One can say with some certainty that the original designers did not anticipate that after a few years there would be over a billion pages on the web. To understand the significance of the web it is necessary to look at how computing has developed. Initially computers were used for complicated calculations that could not be carried out at all using pencil and paper or mechanical calculators. They were used next for repetitive tasks where a large number of simple calculations had to be carried out frequently, mainly accounting and other forms of 'book-keeping'. The success in these areas led to an expansion in the range of tasks of these sorts that were carried out. For example, statistics, which before the advent of computers had been almost entirely a theoretical branch of mathematics became a practical tool in every day use by business and government. Accounts, that had previously been dumped into a cellar at the end of each year, suddenly became a source of information that could be used to improve decision making. New methods of analysis were invented to use the information and computing power that was rapidly becoming available.
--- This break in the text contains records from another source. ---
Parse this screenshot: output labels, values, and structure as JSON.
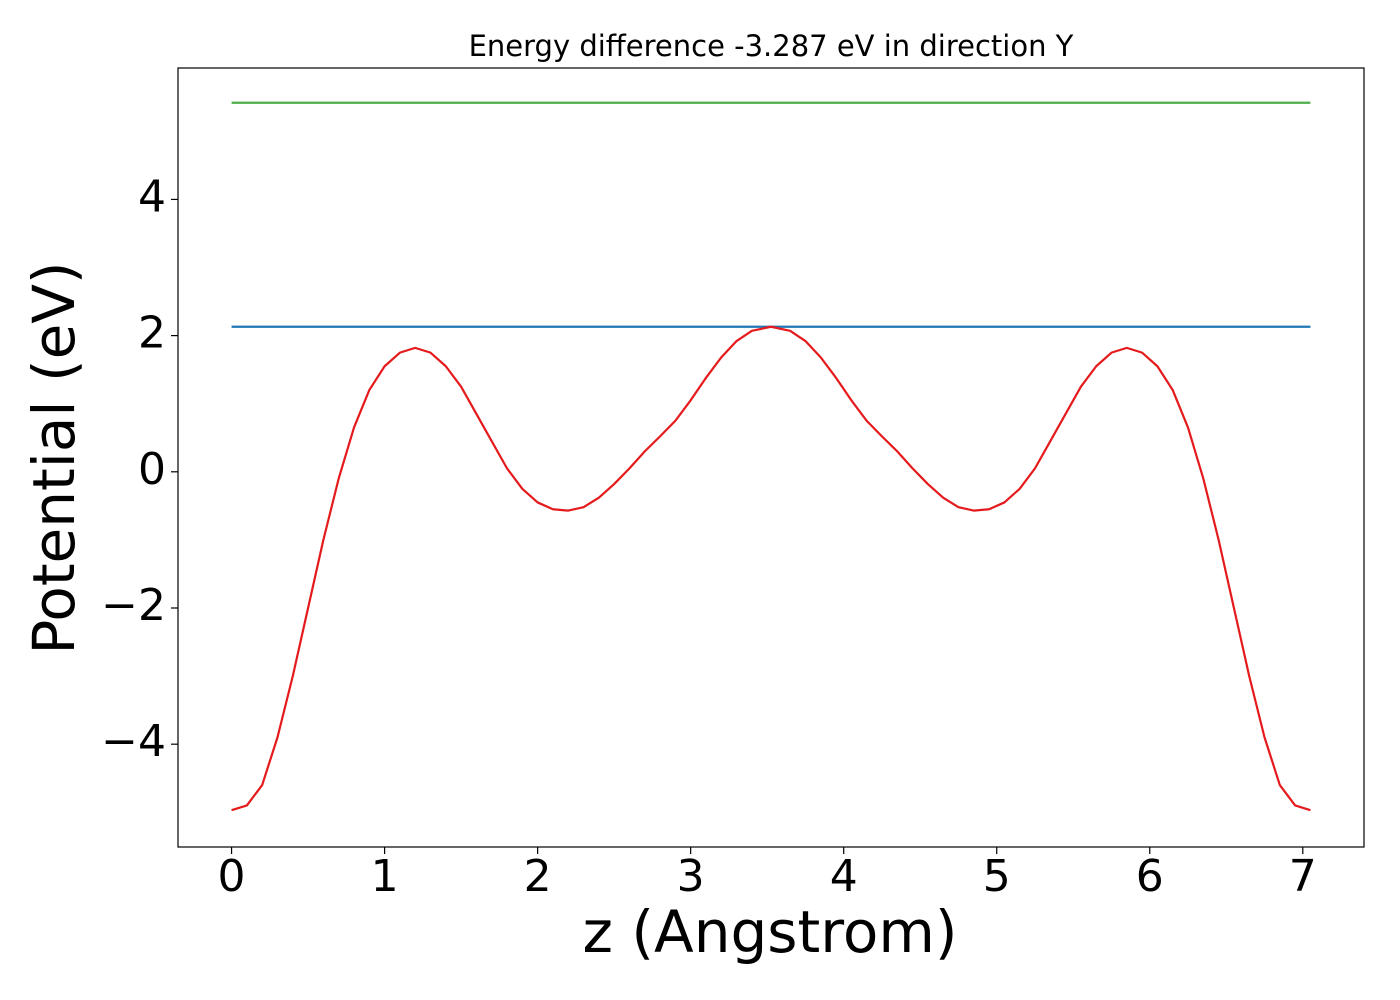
{
  "chart_data": {
    "type": "line",
    "title": "Energy difference -3.287 eV in direction Y",
    "xlabel": "z (Angstrom)",
    "ylabel": "Potential (eV)",
    "xlim": [
      -0.35,
      7.4
    ],
    "ylim": [
      -5.51,
      5.93
    ],
    "xticks": [
      0,
      1,
      2,
      3,
      4,
      5,
      6,
      7
    ],
    "yticks": [
      {
        "value": -4,
        "label": "−4"
      },
      {
        "value": -2,
        "label": "−2"
      },
      0,
      2,
      4
    ],
    "grid": false,
    "series": [
      {
        "color": "#4daf4a",
        "x": [
          0,
          7.05
        ],
        "values": [
          5.42,
          5.42
        ]
      },
      {
        "color": "#1f77b4",
        "x": [
          0,
          7.05
        ],
        "values": [
          2.13,
          2.13
        ]
      },
      {
        "color": "#e41a1c",
        "x": [
          0,
          0.1,
          0.2,
          0.3,
          0.4,
          0.5,
          0.6,
          0.7,
          0.8,
          0.9,
          1.0,
          1.1,
          1.2,
          1.3,
          1.4,
          1.5,
          1.6,
          1.7,
          1.8,
          1.9,
          2.0,
          2.1,
          2.2,
          2.3,
          2.4,
          2.5,
          2.6,
          2.7,
          2.8,
          2.9,
          3.0,
          3.1,
          3.2,
          3.3,
          3.4,
          3.525,
          3.65,
          3.75,
          3.85,
          3.95,
          4.05,
          4.15,
          4.25,
          4.35,
          4.45,
          4.55,
          4.65,
          4.75,
          4.85,
          4.95,
          5.05,
          5.15,
          5.25,
          5.35,
          5.45,
          5.55,
          5.65,
          5.75,
          5.85,
          5.95,
          6.05,
          6.15,
          6.25,
          6.35,
          6.45,
          6.55,
          6.65,
          6.75,
          6.85,
          6.95,
          7.05
        ],
        "values": [
          -4.97,
          -4.9,
          -4.6,
          -3.9,
          -3.0,
          -2.0,
          -1.0,
          -0.1,
          0.65,
          1.2,
          1.55,
          1.75,
          1.82,
          1.75,
          1.55,
          1.25,
          0.85,
          0.45,
          0.05,
          -0.25,
          -0.45,
          -0.55,
          -0.57,
          -0.52,
          -0.38,
          -0.18,
          0.05,
          0.3,
          0.52,
          0.75,
          1.05,
          1.38,
          1.68,
          1.92,
          2.07,
          2.13,
          2.07,
          1.92,
          1.68,
          1.38,
          1.05,
          0.75,
          0.52,
          0.3,
          0.05,
          -0.18,
          -0.38,
          -0.52,
          -0.57,
          -0.55,
          -0.45,
          -0.25,
          0.05,
          0.45,
          0.85,
          1.25,
          1.55,
          1.75,
          1.82,
          1.75,
          1.55,
          1.2,
          0.65,
          -0.1,
          -1.0,
          -2.0,
          -3.0,
          -3.9,
          -4.6,
          -4.9,
          -4.97
        ]
      }
    ]
  }
}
Up to the 1980s and the arrival of desk top computers almost all application of computers dealt with numeric data. Computers printed out their results on thin fan-fold paper in a difficult to read type face and secretaries typed up reports on the results, dictated or hand written by middle managers. Output to screens was largely confined to transaction based systems in real time critical areas such as airline reservations, process control systems and order entry. Networked computers talked only to each other.
As soon as the PC killer application - word processing - emerged, everything changed. The computer now became a tool for everyone who had something to write about, whether it was personal letters or 500 page reports. There was also a growth in research on word and then language processing and a related but slower growth in applications such as spell checkers. (There had been earlier language processing research in the 60s and 70s but without the impetus offered by desktop computing applications).
Since the early 90s one could say that the primary use of computers has been in aiding human communication, first in text then in images and lately in audio-visual forms. The result has been an enormous increase in the actual amount of information created for human consumption particularly in the variety rather than the sheer volume. A consideration of the growth in the numbers of newsletters available via e-mail and the web shows the impact Internet economics has had on the production and distribution of information (as opposed to its intellectual creation).
The flip side of all this is the staggering amount of archived information available that was not written in the last few minutes. Surely amongst all this communication there must be the very sentence that will answer the question I am pondering at the moment. But how to find it? (And in the next 20 seconds).